In setting her novel on a single day in a city in June in a city through which various
characters walk while we listen in on their thought, Woolf is obviously alluding to
Joyce's Ulysses, which had been published in 1922 and which she was reading that
summer that Mrs. Dalloway began to take shape.Ulyssesis set on June 16, 1904, in
Dublin, and is told primarily through the thoughts of two main characters, Leopold Bloom
and Stephen Daedalus, whose lives intersect in complicated ways. Daedalus is a young
man much like Joyce himself, and Bloom may be seen as a father figure for him.
Woolf didn't much like Ulysses, or at least didn't appreciate what Joyce was after. In her
diary entries for August 26 and September 3 and 6, 1922 she says it's “pretentious, very
obscure, tricky, and that a good writer doesn't get so into doing stunts.” But something
about the structure must have struck a chord with her, perhaps somehow giving her
license to indulge her gift for detail.

Narrative Technique
free indirect discourse is a term scholars use to describe the way narrative point of view
shifts in novels like Mrs. Dalloway and To the Lighthouse.
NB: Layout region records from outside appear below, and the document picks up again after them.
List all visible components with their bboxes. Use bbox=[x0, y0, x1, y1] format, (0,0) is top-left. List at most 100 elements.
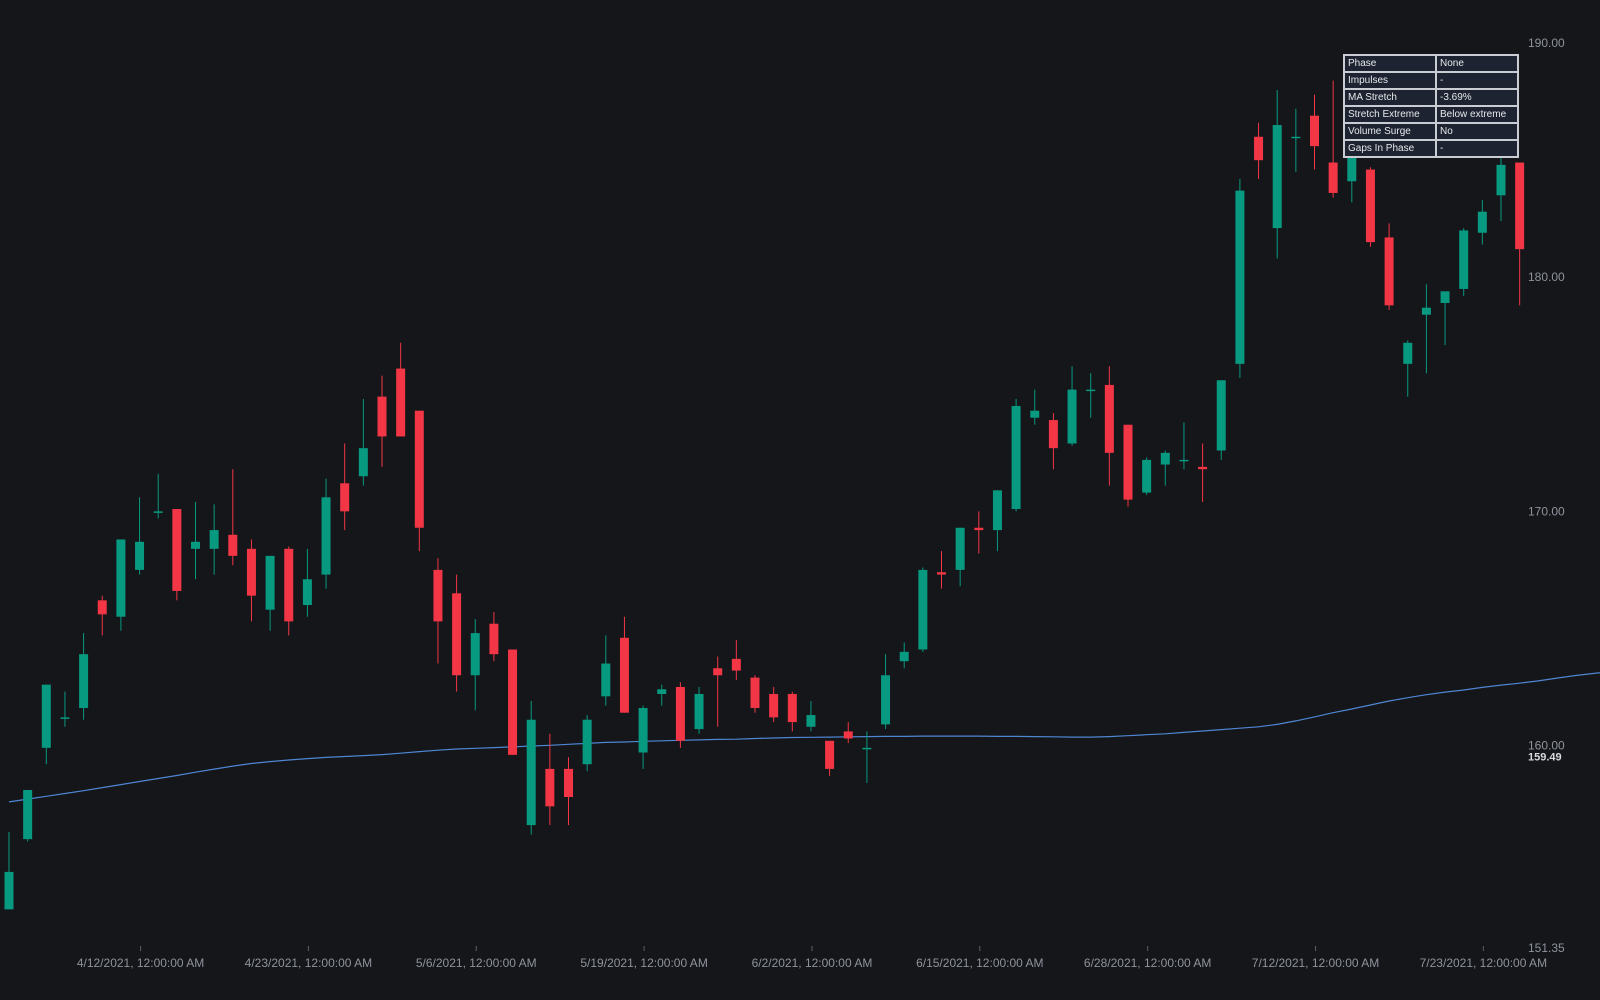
info-key: MA Stretch bbox=[1343, 88, 1437, 107]
candle-up bbox=[1477, 199, 1487, 245]
candle-body bbox=[1310, 115, 1319, 147]
candle-body bbox=[1179, 459, 1189, 462]
candle-body bbox=[787, 693, 797, 723]
candle-body bbox=[1067, 389, 1077, 444]
candle-up bbox=[862, 731, 872, 783]
candle-body bbox=[1142, 459, 1152, 493]
candle-body bbox=[1160, 452, 1170, 465]
candle-body bbox=[825, 740, 835, 769]
info-row-impulses: Impulses - bbox=[1343, 71, 1519, 90]
candle-up bbox=[1011, 398, 1021, 512]
candle-body bbox=[377, 396, 387, 437]
candle-body bbox=[191, 541, 200, 549]
candle-body bbox=[135, 541, 145, 570]
x-axis-tick-label: 6/2/2021, 12:00:00 AM bbox=[752, 956, 873, 970]
candle-up bbox=[265, 555, 275, 631]
candle-body bbox=[1459, 230, 1469, 289]
candle-up bbox=[1459, 228, 1469, 296]
candle-down bbox=[545, 733, 555, 826]
candle-down bbox=[340, 443, 350, 531]
candle-body bbox=[619, 637, 629, 713]
candle-body bbox=[414, 410, 424, 528]
candle-down bbox=[843, 722, 853, 744]
candle-up bbox=[1403, 340, 1413, 397]
candle-body bbox=[172, 509, 182, 591]
candle-body bbox=[489, 623, 499, 655]
candle-up bbox=[4, 832, 14, 910]
candle-down bbox=[1254, 122, 1264, 179]
candle-body bbox=[731, 658, 741, 671]
candle-body bbox=[265, 555, 275, 610]
candle-up bbox=[955, 527, 965, 587]
info-row-phase: Phase None bbox=[1343, 54, 1519, 73]
candle-body bbox=[246, 548, 256, 596]
candle-down bbox=[731, 640, 741, 680]
candle-body bbox=[694, 693, 704, 730]
candle-up bbox=[1291, 108, 1301, 172]
candle-up bbox=[526, 701, 536, 835]
candle-down bbox=[1515, 162, 1525, 306]
candle-down bbox=[675, 682, 685, 748]
y-axis-tick-label: 160.00 bbox=[1528, 738, 1565, 752]
candle-body bbox=[433, 569, 443, 622]
candle-body bbox=[97, 600, 107, 615]
candle-down bbox=[937, 551, 946, 589]
candle-up bbox=[1179, 422, 1189, 470]
info-key: Phase bbox=[1343, 54, 1437, 73]
candle-body bbox=[79, 654, 89, 709]
candle-down bbox=[564, 757, 573, 826]
candle-body bbox=[899, 651, 909, 662]
candle-up bbox=[1142, 457, 1152, 495]
candles-group bbox=[4, 80, 1525, 910]
candle-body bbox=[806, 715, 816, 727]
candle-down bbox=[284, 546, 294, 636]
candle-body bbox=[862, 747, 872, 750]
candle-body bbox=[60, 717, 70, 719]
candle-up bbox=[23, 789, 33, 842]
candle-body bbox=[1011, 406, 1021, 510]
info-row-stretch-extreme: Stretch Extreme Below extreme bbox=[1343, 105, 1519, 124]
info-value: - bbox=[1435, 139, 1519, 158]
candle-body bbox=[675, 686, 685, 741]
candle-down bbox=[377, 375, 387, 467]
candle-body bbox=[321, 497, 331, 575]
phase-info-table: Phase None Impulses - MA Stretch -3.69% … bbox=[1343, 54, 1519, 158]
info-value: Below extreme bbox=[1435, 105, 1519, 124]
candle-down bbox=[1384, 223, 1394, 311]
y-axis-tick-label: 170.00 bbox=[1528, 504, 1565, 518]
candle-up bbox=[135, 497, 145, 575]
x-axis-tick-label: 5/19/2021, 12:00:00 AM bbox=[580, 956, 707, 970]
candle-body bbox=[284, 548, 294, 622]
candle-up bbox=[1496, 146, 1506, 222]
candle-body bbox=[153, 511, 163, 513]
candle-up bbox=[1067, 366, 1077, 446]
info-key: Stretch Extreme bbox=[1343, 105, 1437, 124]
candle-up bbox=[992, 490, 1002, 552]
candle-body bbox=[1216, 380, 1226, 451]
candle-body bbox=[1384, 237, 1394, 306]
candle-up bbox=[601, 635, 611, 706]
y-axis-tick-label: 190.00 bbox=[1528, 36, 1565, 50]
info-value: No bbox=[1435, 122, 1519, 141]
candle-body bbox=[1365, 169, 1375, 243]
candle-body bbox=[992, 490, 1002, 531]
candle-down bbox=[1198, 443, 1208, 502]
candle-down bbox=[1328, 80, 1338, 198]
candle-body bbox=[228, 534, 238, 556]
candle-up bbox=[1160, 450, 1170, 486]
candle-down bbox=[713, 656, 723, 727]
candle-body bbox=[1254, 136, 1264, 161]
candle-down bbox=[1123, 424, 1133, 507]
candle-body bbox=[657, 689, 667, 694]
candle-body bbox=[23, 789, 33, 840]
candle-body bbox=[1198, 466, 1208, 470]
candle-up bbox=[41, 684, 51, 765]
candle-body bbox=[1403, 342, 1413, 364]
candle-body bbox=[1235, 190, 1245, 364]
candle-down bbox=[508, 649, 518, 755]
candle-up bbox=[1086, 373, 1096, 418]
candle-body bbox=[564, 768, 573, 797]
candle-body bbox=[1123, 424, 1133, 500]
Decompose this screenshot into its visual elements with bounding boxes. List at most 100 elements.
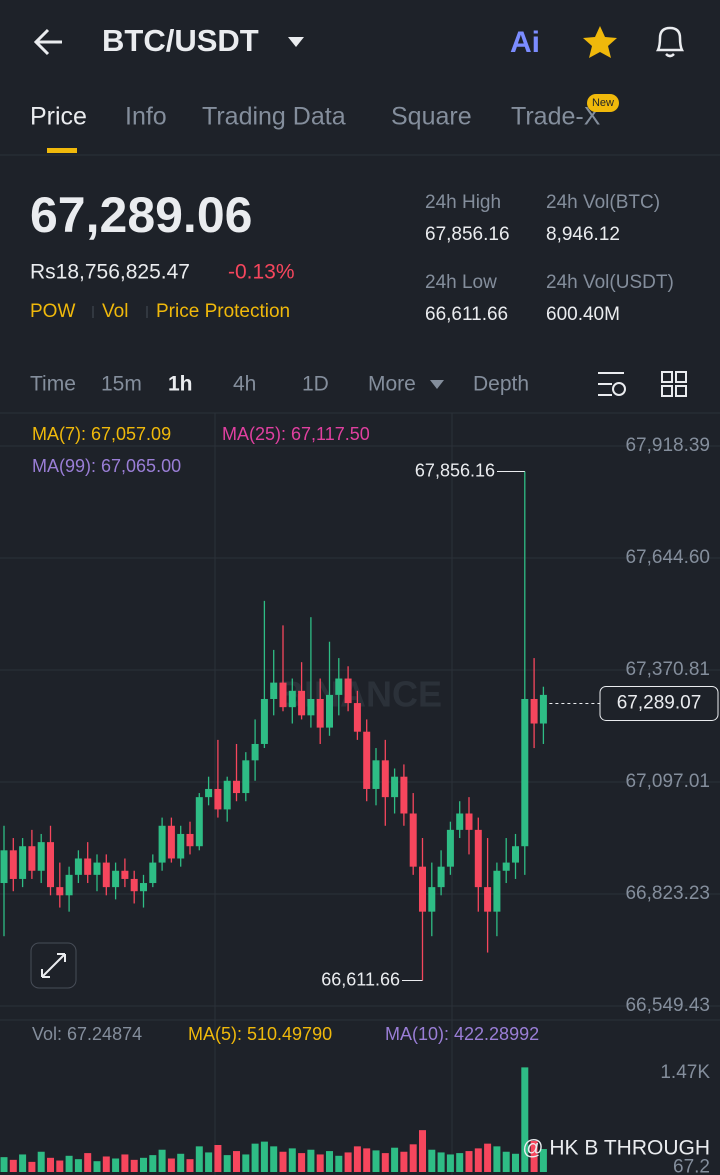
pair-dropdown[interactable] — [288, 37, 304, 47]
candle-body — [140, 883, 147, 892]
candle-body — [149, 862, 157, 884]
volume-bar — [0, 1157, 8, 1172]
indicator-settings[interactable] — [598, 372, 626, 396]
pair-title[interactable]: BTC/USDT — [102, 23, 259, 58]
candle-body — [205, 788, 213, 798]
candle-body — [521, 698, 529, 847]
volume-bar — [521, 1067, 529, 1172]
candle-body — [419, 866, 426, 912]
volume-bar — [512, 1153, 519, 1172]
y-tick-label: 67,097.01 — [625, 771, 710, 792]
volume-bar — [19, 1154, 27, 1172]
stats: 24h High 67,856.16 24h Vol(BTC) 8,946.12 24h… — [425, 192, 674, 325]
tab[interactable]: Trading Data — [202, 103, 346, 131]
candle-body — [344, 678, 352, 704]
ma25-label: MA(25): 67,117.50 — [222, 424, 370, 444]
tab[interactable]: Info — [125, 103, 167, 131]
tag[interactable]: POW — [30, 301, 75, 322]
volume-bar — [37, 1151, 45, 1172]
vol-ma10-label: MA(10): 422.28992 — [385, 1024, 539, 1044]
y-tick-label: 67,370.81 — [625, 659, 710, 680]
favorite-star[interactable] — [583, 26, 617, 58]
candle-body — [335, 678, 343, 695]
annotations: 67,856.16 66,611.66 67,289.07 — [321, 460, 719, 989]
volume-bar — [93, 1161, 101, 1172]
more-dropdown[interactable] — [430, 380, 444, 389]
tag[interactable]: Price Protection — [156, 301, 290, 322]
tab[interactable]: Square — [391, 103, 472, 131]
candle-body — [409, 813, 417, 867]
layout-button[interactable] — [661, 371, 687, 397]
candle-body — [400, 776, 408, 814]
ai-button[interactable]: Ai — [510, 26, 540, 59]
local-price: Rs18,756,825.47 — [30, 261, 190, 284]
candle-body — [158, 825, 166, 863]
candle-body — [56, 887, 64, 896]
candle-body — [288, 690, 296, 708]
last-price-box — [599, 685, 719, 721]
timeframe[interactable]: Depth — [473, 373, 529, 396]
volume-bar — [474, 1148, 482, 1172]
stat-label: 24h High — [425, 192, 501, 213]
timeframe[interactable]: 1D — [302, 373, 329, 396]
volume-bar — [419, 1130, 426, 1172]
candles — [0, 471, 547, 981]
volume-bar — [437, 1152, 445, 1172]
high-label: 67,856.16 — [415, 460, 495, 480]
volume-bar — [223, 1155, 231, 1172]
price-change: -0.13% — [228, 261, 295, 284]
tab[interactable]: Trade-X — [511, 103, 601, 131]
candle-body — [84, 858, 92, 875]
timeframe[interactable]: 1h — [168, 373, 193, 396]
candle-body — [298, 690, 306, 716]
volume-bar — [158, 1149, 166, 1172]
candle-body — [74, 858, 82, 875]
candle-body — [19, 846, 27, 879]
volume-bar — [446, 1154, 454, 1172]
candle-body — [251, 743, 259, 761]
tab[interactable]: Price — [30, 103, 87, 131]
candle-body — [539, 694, 547, 724]
volume-bar — [465, 1151, 473, 1172]
candle-body — [428, 887, 436, 912]
candle-body — [37, 842, 45, 871]
volume-bar — [186, 1159, 194, 1172]
timeframe[interactable]: 4h — [233, 373, 256, 396]
candle-body — [381, 760, 389, 798]
tag-row: POW Vol Price Protection — [30, 301, 290, 322]
candle-body — [65, 874, 73, 896]
notification-bell[interactable] — [655, 26, 685, 58]
candle-body — [474, 829, 482, 888]
volume-bar — [74, 1159, 82, 1172]
candle-body — [102, 862, 110, 888]
candle-body — [391, 776, 399, 798]
y-tick-label: 66,549.43 — [625, 995, 710, 1016]
volume-bar — [279, 1151, 287, 1172]
volume-bar — [502, 1151, 510, 1172]
candle-body — [242, 760, 250, 794]
ma7-label: MA(7): 67,057.09 — [32, 424, 171, 444]
candle-body — [270, 682, 278, 699]
volume-bar — [409, 1144, 417, 1172]
candle-body — [484, 887, 492, 912]
new-badge — [587, 94, 619, 112]
volume-bar — [65, 1155, 73, 1172]
volume-bar — [177, 1153, 185, 1172]
low-label: 66,611.66 — [321, 969, 400, 989]
candle-body — [186, 833, 194, 847]
tag[interactable]: Vol — [102, 301, 128, 322]
timeframe-bar: Time 15m 1h 4h 1D More Depth — [30, 373, 529, 396]
expand-button[interactable] — [30, 942, 77, 989]
footer-watermark: @ HK B THROUGH — [522, 1137, 710, 1160]
volume-bar — [456, 1153, 464, 1172]
volume-bar — [428, 1149, 436, 1172]
back-button[interactable] — [33, 28, 62, 56]
stat-value: 66,611.66 — [425, 304, 508, 325]
candle-body — [465, 813, 473, 830]
stat-value: 600.40M — [546, 304, 620, 325]
timeframe[interactable]: Time — [30, 373, 76, 396]
candle-body — [214, 788, 222, 810]
volume-bar — [530, 1140, 538, 1172]
timeframe[interactable]: More — [368, 373, 416, 396]
timeframe[interactable]: 15m — [101, 373, 142, 396]
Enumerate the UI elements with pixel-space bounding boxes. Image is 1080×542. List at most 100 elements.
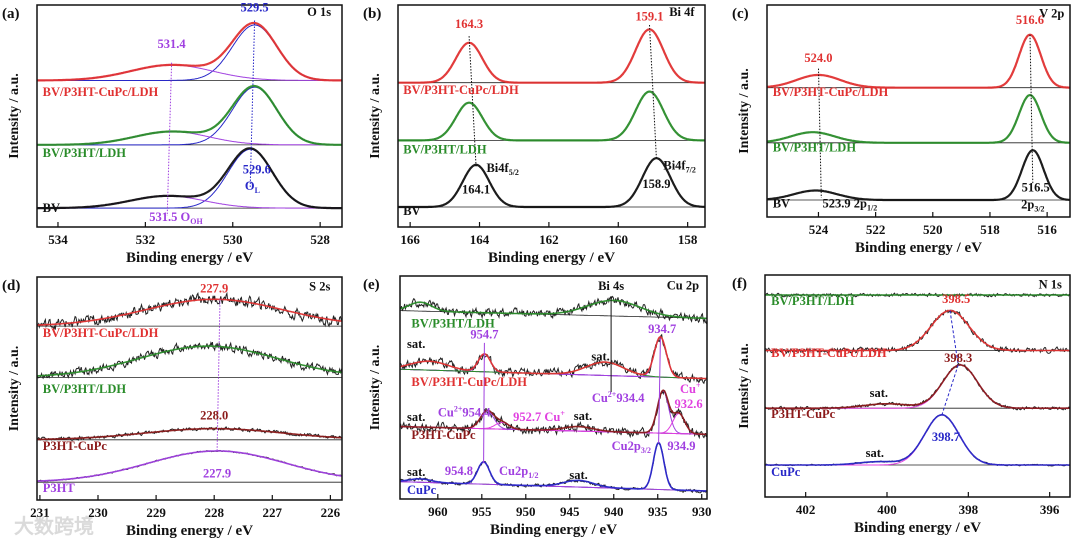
annotation-label: CuPc [407,483,437,497]
x-tick-label: 960 [428,504,448,519]
x-tick-label: 955 [472,504,492,519]
x-tick-label: 166 [400,232,420,247]
label-text: Bi4f [663,158,686,172]
fit-envelope-BV/P3HT-CuPc/LDH [37,21,342,82]
fit-envelope-BV/P3HT/LDH [37,345,342,377]
x-tick-label: 530 [223,232,243,247]
label-text: 934.7 [648,322,676,336]
y-axis-title: Intensity / a.u. [737,68,752,154]
x-tick-label: 518 [980,222,1000,237]
label-subscript: 1/2 [528,471,538,480]
annotation-label: BV/P3HT-CuPc/LDH [771,346,887,360]
label-text: P3HT-CuPc [43,439,108,453]
panel-b: 166 164 162 160 158 Binding energy / eV Intens… [363,4,706,266]
annotation-label: Cu2p3/2 [612,439,651,455]
plot-frame [36,4,343,228]
y-axis-title: Intensity / a.u. [7,73,22,159]
label-superscript: 2+ [608,390,617,399]
label-text: sat. [591,350,609,364]
annotation-label: 164.3 [455,17,483,31]
annotation-label: P3HT-CuPc [411,428,476,442]
x-tick-label: 400 [877,502,897,517]
panel-letter: (c) [732,6,749,22]
label-text: 932.6 [674,397,702,411]
label-text: BV/P3HT/LDH [771,294,855,308]
label-subscript: 7/2 [686,165,696,174]
plot-area [37,291,342,483]
x-tick-label: 396 [1040,502,1060,517]
annotation-label: 934.7 [648,322,676,336]
annotation-label: 227.9 [200,282,228,296]
label-text: Bi 4s [598,279,624,293]
annotation-label: sat. [407,410,425,424]
label-text: 529.5 [241,1,269,15]
x-tick-label: 398 [959,502,979,517]
panel-d: 231 230 229 228 227 226 Binding energy / eV Int… [2,276,343,539]
fit-envelope-BV/P3HT-CuPc/LDH [398,28,705,84]
annotation-label: Cu2+934.4 [592,390,645,405]
label-text: Cu 2p [667,278,699,292]
label-text: 159.1 [635,10,663,24]
fit-envelope-BV/P3HT/LDH [37,84,342,146]
annotation-label: BV/P3HT-CuPc/LDH [411,375,527,389]
label-text: 934.9 [667,439,695,453]
panel-letter: (b) [363,6,381,22]
x-tick-label: 516 [1037,222,1057,237]
label-text: BV/P3HT/LDH [403,143,487,157]
label-subscript: 1/2 [867,203,877,212]
annotation-label: 934.9 [667,439,695,453]
annotation-label: P3HT-CuPc [771,407,836,421]
label-superscript: + [560,409,565,418]
label-text: 954.8 [445,464,473,478]
guide-line [941,310,959,416]
panel-letter: (e) [363,277,380,293]
annotation-label: 523.9 2p1/2 [823,196,878,212]
annotation-label: BV/P3HT-CuPc/LDH [43,85,159,99]
y-axis-title: Intensity / a.u. [368,345,383,431]
x-axis-title: Binding energy / eV [126,523,253,539]
label-text: BV/P3HT-CuPc/LDH [43,85,159,99]
annotation-label: BV [403,204,420,218]
annotation-label: Cu2+954.4 [438,404,491,419]
annotation-label: sat. [866,446,884,460]
annotation-label: Bi4f7/2 [663,158,695,174]
panel-letter: (a) [2,6,20,22]
y-axis-title: Intensity / a.u. [368,73,383,159]
annotation-label: N 1s [1039,277,1062,291]
label-text: 524.0 [804,51,832,65]
guide-line [166,62,173,216]
label-text: sat. [407,465,425,479]
annotation-label: 164.1 [462,183,490,197]
fit-component-934.7 [400,336,707,380]
label-text: P3HT [43,481,76,495]
annotation-label: BV [43,201,60,215]
label-text: 164.1 [462,183,490,197]
label-subscript: OH [190,217,203,226]
plot-area [765,292,1070,467]
raw-spectrum-BV/P3HT/LDH [37,341,342,380]
panel-c: 524 522 520 518 516 Binding energy / eV Intens… [732,4,1071,256]
fit-envelope-P3HT [37,450,342,482]
annotation-label: 2p3/2 [1021,198,1044,214]
annotation-label: OL [245,179,260,195]
x-axis-title: Binding energy / eV [855,240,982,256]
plot-frame [36,276,343,501]
annotation-label: 398.5 [942,292,970,306]
raw-spectrum-P3HT-CuPc [765,362,1070,411]
annotation-label: Cu2p1/2 [499,464,538,480]
annotation-label: 516.5 [1022,181,1050,195]
fit-envelope-BV/P3HT-CuPc/LDH [765,309,1070,352]
label-text: Cu2p [499,464,528,478]
x-tick-label: 930 [692,504,712,519]
annotation-label: Bi 4s [598,279,624,293]
guide-line [818,68,822,198]
label-text: sat. [569,468,587,482]
fit-envelope-CuPc [400,441,707,492]
label-text: Cu2p [612,439,641,453]
annotation-label: 952.7 Cu+ [513,409,565,424]
fit-envelope-BV/P3HT/LDH [767,93,1070,144]
label-text: BV/P3HT/LDH [773,140,857,154]
fit-component-529.5 [37,24,342,81]
label-text: Bi4f [486,161,509,175]
label-text: BV/P3HT-CuPc/LDH [773,85,889,99]
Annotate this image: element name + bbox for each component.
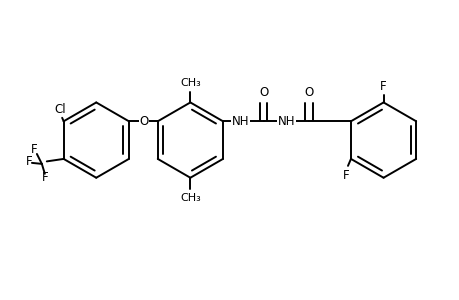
Text: Cl: Cl (55, 103, 67, 116)
Text: F: F (26, 155, 32, 168)
Text: F: F (342, 169, 348, 182)
Text: O: O (304, 86, 313, 100)
Text: CH₃: CH₃ (179, 193, 200, 202)
Text: F: F (31, 142, 37, 155)
Text: CH₃: CH₃ (179, 78, 200, 88)
Text: NH: NH (277, 115, 295, 128)
Text: F: F (380, 80, 386, 92)
Text: F: F (41, 171, 48, 184)
Text: O: O (258, 86, 268, 100)
Text: O: O (139, 115, 148, 128)
Text: NH: NH (231, 115, 249, 128)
It's a modification of two
standard modes of discourse we all use:
direct discourse: Mrs. Dalloway said, “I'll by the flowers myself.”
indirect discourse: Mrs. Dalloway said she would buy the flowers herself.
free indirect discourse when an author weaves a character's thoughts into the narrative in
such a way that it is hard to tell whether they are the character's thoughts, someone else's
thoughts about the character, or the narrator's comments. In a single passage, such as the
opening page of Mrs. Dalloway, Woolf may quickly shift from one character's perspective
to another.
what Woolf called “tunneling.” going deeply into each character's mind, there is a point
when the mind of one character and the minds of all characters become one. The term
tunneling comes from two diary entries written while Woolf was writing Mrs. Dalloway
Victorian Treatment of Mental Illness and Woolf's Perception of it in Mrs. Dalloway

•For many years, the dominant belief was that women were more likely to suffer from
pathological grief than men.

•The "rest cure" was prescribed for Woolf many times. Physicians believed that by
focusing on physical ailments, they could heal the mind.

•In MD, Woolf explores the harmful effects of "feminizing and medicalizing grief."That
leaves Septimus devoid of avenues to express his sorrow. In Freud's terms, he suffers
from "melancholia."
•Dr. Holmes, and Sir William Bradshaw, refuse to acknowledge Septimus's illness; they
ask him to deny his self-consuming delusions.